Rahel turned with a small smile. “Lanaril?”
“Mm-hm. Now that I think about it, she’s the reason all three of us are sane.”
“Speak for yourself,” Salomen said. “What I’m doing tomorrow is the definition of insanity.”
“But it’s insanity with a clear purpose and full self-awareness,” Lhyn pronounced. “Which means it can’t be insanity.”
“That hurt my head,” Rahel said.
“Mine, too.”
Lhyn gave them an exasperated look, then softened as she focused on Rahel. “Lanaril pulled aside the curtain and helped you see what you were hiding from yourself. And that’s when you stopped hating the Voloth?”
“It wasn’t instant. But I started thinking differently. I saw the same things in different ways. And I had already learned that Lancer Tal wasn’t who I thought she was.” She shifted her gaze to Salomen. “Being forgiven for my own acts made me more forgiving of others. Then I met Rax on the Phoenix. He felt like any other Gaian on the ship. But the odd part? He was too calm about being beaten to a paste. The only people who can shrug off a beating are people who have been beaten before. People who think it’s part of life.”
“I hate that you know this,” Salomen said. Lhyn nodded in emphatic agreement.

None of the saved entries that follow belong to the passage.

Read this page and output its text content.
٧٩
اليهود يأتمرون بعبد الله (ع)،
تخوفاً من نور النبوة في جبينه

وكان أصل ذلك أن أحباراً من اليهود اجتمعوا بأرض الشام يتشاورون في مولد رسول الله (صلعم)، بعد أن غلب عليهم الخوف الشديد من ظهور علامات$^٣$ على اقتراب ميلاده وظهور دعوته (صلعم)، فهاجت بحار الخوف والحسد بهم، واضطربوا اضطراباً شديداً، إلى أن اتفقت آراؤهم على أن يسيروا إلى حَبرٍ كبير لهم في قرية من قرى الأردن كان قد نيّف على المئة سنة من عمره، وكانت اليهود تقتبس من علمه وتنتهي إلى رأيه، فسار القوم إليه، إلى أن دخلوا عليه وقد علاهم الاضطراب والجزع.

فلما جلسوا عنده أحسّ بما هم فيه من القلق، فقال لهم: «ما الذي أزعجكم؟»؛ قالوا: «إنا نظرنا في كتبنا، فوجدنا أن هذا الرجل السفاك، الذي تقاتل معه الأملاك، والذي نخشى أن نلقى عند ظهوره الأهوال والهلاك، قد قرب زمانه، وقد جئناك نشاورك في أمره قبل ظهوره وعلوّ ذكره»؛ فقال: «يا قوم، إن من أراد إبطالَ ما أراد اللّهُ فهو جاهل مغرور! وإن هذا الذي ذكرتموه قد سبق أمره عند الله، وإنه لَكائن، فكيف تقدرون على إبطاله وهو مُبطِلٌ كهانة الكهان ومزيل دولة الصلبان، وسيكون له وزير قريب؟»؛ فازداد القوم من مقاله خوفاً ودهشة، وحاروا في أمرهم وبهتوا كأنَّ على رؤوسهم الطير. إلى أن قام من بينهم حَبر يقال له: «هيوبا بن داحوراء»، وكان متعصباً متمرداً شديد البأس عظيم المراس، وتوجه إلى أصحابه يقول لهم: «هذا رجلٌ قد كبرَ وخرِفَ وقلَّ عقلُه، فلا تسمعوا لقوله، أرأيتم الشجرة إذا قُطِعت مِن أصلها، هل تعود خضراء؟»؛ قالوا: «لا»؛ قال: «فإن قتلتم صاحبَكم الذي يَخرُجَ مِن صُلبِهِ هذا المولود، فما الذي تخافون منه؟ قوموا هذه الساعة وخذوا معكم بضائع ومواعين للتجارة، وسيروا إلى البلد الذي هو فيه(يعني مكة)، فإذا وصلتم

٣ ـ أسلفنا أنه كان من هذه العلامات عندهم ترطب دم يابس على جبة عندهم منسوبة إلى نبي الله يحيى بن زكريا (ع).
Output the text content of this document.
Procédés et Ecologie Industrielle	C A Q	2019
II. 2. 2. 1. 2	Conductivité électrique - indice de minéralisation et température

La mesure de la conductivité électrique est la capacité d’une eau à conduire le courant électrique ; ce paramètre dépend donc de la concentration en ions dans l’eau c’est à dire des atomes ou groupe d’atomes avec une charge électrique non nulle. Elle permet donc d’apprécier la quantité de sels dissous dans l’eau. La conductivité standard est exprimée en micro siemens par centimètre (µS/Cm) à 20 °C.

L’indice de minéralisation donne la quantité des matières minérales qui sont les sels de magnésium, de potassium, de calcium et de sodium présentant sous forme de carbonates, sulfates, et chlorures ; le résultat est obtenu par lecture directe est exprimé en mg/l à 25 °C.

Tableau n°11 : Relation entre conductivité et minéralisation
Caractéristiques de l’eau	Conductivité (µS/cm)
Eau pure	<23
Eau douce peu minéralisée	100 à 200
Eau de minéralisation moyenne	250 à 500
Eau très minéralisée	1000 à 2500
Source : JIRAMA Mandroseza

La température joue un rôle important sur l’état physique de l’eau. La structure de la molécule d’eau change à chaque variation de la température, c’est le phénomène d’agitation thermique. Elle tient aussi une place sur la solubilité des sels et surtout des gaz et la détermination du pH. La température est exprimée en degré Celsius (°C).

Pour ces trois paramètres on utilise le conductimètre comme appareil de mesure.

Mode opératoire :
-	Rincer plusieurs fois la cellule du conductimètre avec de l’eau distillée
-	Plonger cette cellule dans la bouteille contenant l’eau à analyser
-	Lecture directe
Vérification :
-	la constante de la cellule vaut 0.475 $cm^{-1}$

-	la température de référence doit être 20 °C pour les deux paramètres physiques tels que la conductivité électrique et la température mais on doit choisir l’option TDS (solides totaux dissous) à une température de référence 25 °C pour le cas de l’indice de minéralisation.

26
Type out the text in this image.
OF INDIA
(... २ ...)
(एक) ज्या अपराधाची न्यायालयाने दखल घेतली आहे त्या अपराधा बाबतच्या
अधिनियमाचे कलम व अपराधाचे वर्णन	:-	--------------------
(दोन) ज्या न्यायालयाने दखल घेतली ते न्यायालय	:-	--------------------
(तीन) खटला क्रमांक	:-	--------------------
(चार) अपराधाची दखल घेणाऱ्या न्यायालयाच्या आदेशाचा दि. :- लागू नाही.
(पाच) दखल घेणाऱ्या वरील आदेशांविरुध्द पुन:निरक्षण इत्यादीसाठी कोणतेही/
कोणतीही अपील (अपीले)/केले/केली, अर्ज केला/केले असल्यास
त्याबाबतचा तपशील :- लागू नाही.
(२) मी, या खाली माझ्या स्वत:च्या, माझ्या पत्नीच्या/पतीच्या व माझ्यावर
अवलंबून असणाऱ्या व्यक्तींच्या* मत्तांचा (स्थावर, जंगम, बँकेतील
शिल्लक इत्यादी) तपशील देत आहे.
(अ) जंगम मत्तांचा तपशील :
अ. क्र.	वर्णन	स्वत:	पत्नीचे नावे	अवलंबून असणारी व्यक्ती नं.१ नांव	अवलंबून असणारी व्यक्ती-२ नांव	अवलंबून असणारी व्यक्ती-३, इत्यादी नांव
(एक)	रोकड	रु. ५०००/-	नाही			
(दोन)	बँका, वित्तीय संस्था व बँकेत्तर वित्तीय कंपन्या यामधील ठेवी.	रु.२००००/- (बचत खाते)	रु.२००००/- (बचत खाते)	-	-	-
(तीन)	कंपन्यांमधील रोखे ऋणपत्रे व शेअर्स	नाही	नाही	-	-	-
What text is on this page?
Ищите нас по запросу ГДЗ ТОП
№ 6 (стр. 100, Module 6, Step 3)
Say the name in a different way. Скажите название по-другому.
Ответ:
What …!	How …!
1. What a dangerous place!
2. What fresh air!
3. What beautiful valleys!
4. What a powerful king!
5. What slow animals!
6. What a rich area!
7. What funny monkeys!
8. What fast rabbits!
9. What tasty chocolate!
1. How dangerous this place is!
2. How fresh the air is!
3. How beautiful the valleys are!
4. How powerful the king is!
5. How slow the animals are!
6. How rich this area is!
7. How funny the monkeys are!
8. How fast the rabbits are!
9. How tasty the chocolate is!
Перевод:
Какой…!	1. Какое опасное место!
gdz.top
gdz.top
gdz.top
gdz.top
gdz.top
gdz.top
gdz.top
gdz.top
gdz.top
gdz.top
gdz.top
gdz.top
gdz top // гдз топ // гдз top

“I know less than most of those Voloth do. After I met Rax, I asked Dr. Wells about it. She wouldn’t give me any details, but she did say that Voloth training seemed to involve a lot of broken bones and scarring.”
“Scarring,” Salomen repeated. “I measured a young man who had one from here to here.” She drew a finger down the side of her face. “I assumed he got it in battle, but . . .”
“They fought in impervious shielded boxes,” Rahel pointed out. “I don’t think many of them were injured in those. They were injured by their own officers.”
“You’re right.” Lhyn unfolded her long legs and stood up to refill her glass of spirits. “Salomen?”
“Please.” Salomen held out her glass.
Lhyn didn’t offer the bottle to Rahel, who never drank. “They’ve told me about their training. They had the questions beaten out of them. It’s how the Voloth Empire creates a military that follows any order and believes any lie.”
Rahel lifted her shannel cup. “Hard to hate people you pity.”
“That’s the truth and a half,” Lhyn said.
They sipped their drinks in thoughtful silence.
“Now then.” Salomen set her glass down. “About those joining techniques?”
Salomen’s greatest aid through her three nights of imprisonment was Lhyn.
Knowing that the AIF was looking for three women together, Rahel had reserved rooms for two. She had planned to sleep in the living area, an idea both Salomen and Lhyn immediately rejected.
“The beds are big enough,” Salomen said. “We’ll share. We’ve done it before.”
She missed Andira most acutely at night. But something about Lhyn’s presence soothed her, and she thought it must be due to their foursome Sharings. Lhyn carried a piece of Andira inside her, and Salomen’s senses were responding to it.